The most beautiful thing was I was not lying – these situations were also true. By that time in my life, I had learned this strategy was the most effective way to barricade myself from the boiling shame I seemed to encounter during family holidays. I knew it was kind of bullshit. They knew it was kind of bullshit. But it was bullshit that aligned with my family’s values of progress and hard work. And, in a way, I would be better off in some way by engaging with this bullshit.

When I reflect on these years, I feel sad but I don’t regret how I coped. I have a tremendous amount of gratitude and love for a younger me for doing what she needed to do to take care of her emotional health. She hadn’t learned how to be honest and firm about her boundaries. She thought other people’s feelings were her feelings. She thought her feelings – and in some indirect way, her very being – couldn’t exist without being tethered to someone or something else. She knew it wasn’t healthy for her to be tethered to a system that was unhealthy. To eat something toxic doesn’t remove the toxicity; it spreads it. It was a system she loved dearly, but an unhealthy one nonetheless. To be tethered would be to fully take in the impulsivity, the intergenerational trauma, the awful ways of trying to suppress the pain, and encountering her own full-bodied shame. The shame of trying to hold a smile and distract, while throwing a blanket to cover up the imperfections of her hurt family.  

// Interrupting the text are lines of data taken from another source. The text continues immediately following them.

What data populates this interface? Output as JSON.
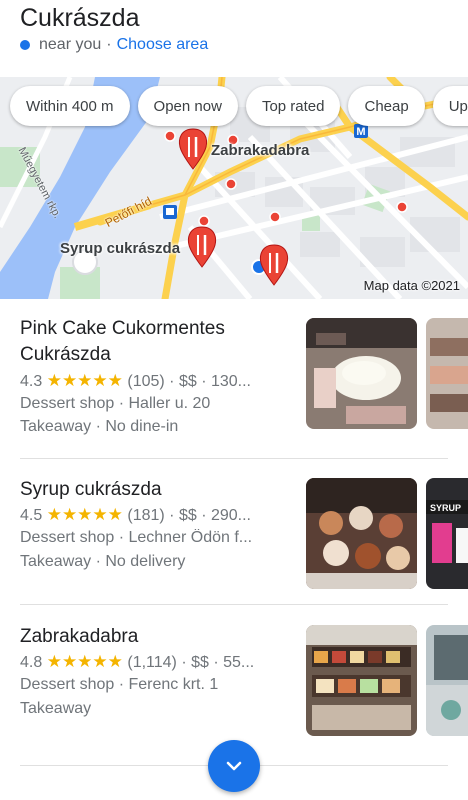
{
  "header": {
    "title": "Cukrászda",
    "location_text": "near you",
    "separator": "·",
    "choose_area": "Choose area"
  },
  "filters": [
    "Within 400 m",
    "Open now",
    "Top rated",
    "Cheap",
    "Ups"
  ],
  "map": {
    "labels": {
      "zabrakadabra": "Zabrakadabra",
      "syrup": "Syrup cukrászda",
      "petofi": "Petőfi híd",
      "muegyetem": "Műegyetem rkp."
    },
    "metro_badge": "M",
    "credit": "Map data ©2021"
  },
  "results": [
    {
      "name": "Pink Cake Cukormentes Cukrászda",
      "rating": "4.3",
      "stars": "★★★★★",
      "reviews": "(105)",
      "price": "· $$ · 130...",
      "category": "Dessert shop · Haller u. 20",
      "service": "Takeaway · No dine-in"
    },
    {
      "name": "Syrup cukrászda",
      "rating": "4.5",
      "stars": "★★★★★",
      "reviews": "(181)",
      "price": "· $$ · 290...",
      "category": "Dessert shop · Lechner Ödön f...",
      "service": "Takeaway · No delivery",
      "photo_sign": "SYRUP"
    },
    {
      "name": "Zabrakadabra",
      "rating": "4.8",
      "stars": "★★★★★",
      "reviews": "(1,114)",
      "price": "· $$ · 55...",
      "category": "Dessert shop · Ferenc krt. 1",
      "service": "Takeaway"
    }
  ],
  "colors": {
    "accent": "#1a73e8",
    "star": "#f4b400",
    "pin": "#ea4335",
    "river": "#9cc0f9",
    "major_road": "#fcd14e"
  },
  "icons": {
    "location": "blue-dot-icon",
    "pin": "restaurant-pin-icon",
    "expand": "chevron-down-icon"
  }
}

I am fortunate enough that the distance and my own independent healing happened in conjunction with the healing of others in my family unit. I am fortunate that my values and my family’s values are progress and hard work. I am fortunate that the time and distance gave my family opportunities to briefly connect with each other, to process it in our own way, then come back together again briefly. This practice gradually introduced cleansing purities into our system. The charcoal in a filtration system. The better part of a decade later, our love for each other does not ((as often)) come at the expense of our individual needs. We can sit more closely to one another. And we do not sit when we cannot sit.

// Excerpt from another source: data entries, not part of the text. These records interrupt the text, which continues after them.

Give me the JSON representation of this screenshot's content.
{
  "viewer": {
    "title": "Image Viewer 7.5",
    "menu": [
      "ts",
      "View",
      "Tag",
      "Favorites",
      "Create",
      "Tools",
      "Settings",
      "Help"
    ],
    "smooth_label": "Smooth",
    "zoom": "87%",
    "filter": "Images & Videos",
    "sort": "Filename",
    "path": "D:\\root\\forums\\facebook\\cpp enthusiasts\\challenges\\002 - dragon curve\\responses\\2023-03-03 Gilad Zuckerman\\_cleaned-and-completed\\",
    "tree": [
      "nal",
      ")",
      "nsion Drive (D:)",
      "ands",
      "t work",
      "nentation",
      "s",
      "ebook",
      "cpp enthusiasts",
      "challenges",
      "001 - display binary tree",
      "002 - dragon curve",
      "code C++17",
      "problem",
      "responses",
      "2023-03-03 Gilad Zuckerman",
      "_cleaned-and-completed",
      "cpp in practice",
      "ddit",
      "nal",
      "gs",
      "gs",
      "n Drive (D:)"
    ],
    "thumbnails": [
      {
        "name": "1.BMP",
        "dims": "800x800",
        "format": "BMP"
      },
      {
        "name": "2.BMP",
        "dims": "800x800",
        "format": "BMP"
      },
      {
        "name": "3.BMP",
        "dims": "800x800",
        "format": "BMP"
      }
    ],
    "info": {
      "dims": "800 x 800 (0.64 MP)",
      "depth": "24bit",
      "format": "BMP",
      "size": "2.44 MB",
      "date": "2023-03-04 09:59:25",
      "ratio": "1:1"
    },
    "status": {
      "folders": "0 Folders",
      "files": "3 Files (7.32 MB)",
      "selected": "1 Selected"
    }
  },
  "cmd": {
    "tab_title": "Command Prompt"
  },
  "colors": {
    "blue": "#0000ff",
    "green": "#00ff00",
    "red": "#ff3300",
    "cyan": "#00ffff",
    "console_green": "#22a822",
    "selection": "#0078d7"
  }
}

Throughout the journey of physically distancing myself from my family, I formed relationships that sustain me in ways my family had not been able to and have become okay with it. My partner, who has become the firm ground for me to anchor when the initial anxieties and suicidal thoughts of childhood helplessness resurface for me. My friends, who accept me and teach me how to show kindness towards my family. My coworkers, who just fucking get it. My therapist, who will continue to have my best needs at the heart of all this holiday-togethered-mushiness. My favorite little spots in the city, to hide away and sit in beautiful isolation when it all starts to feel like too much of everyone else and not enough of me. My little doggies, who are happy and oblivious to the constructed conditions of being alive. My paintbrush, which feels heaviest when I first lift it before it completely captures my attention for hours. My bed, which is lovely and comfy and asks nothing of me.

It feels impossible for me to have anything but gratitude towards the girl reclining in that office chair, the one who picked up others’ holiday shifts.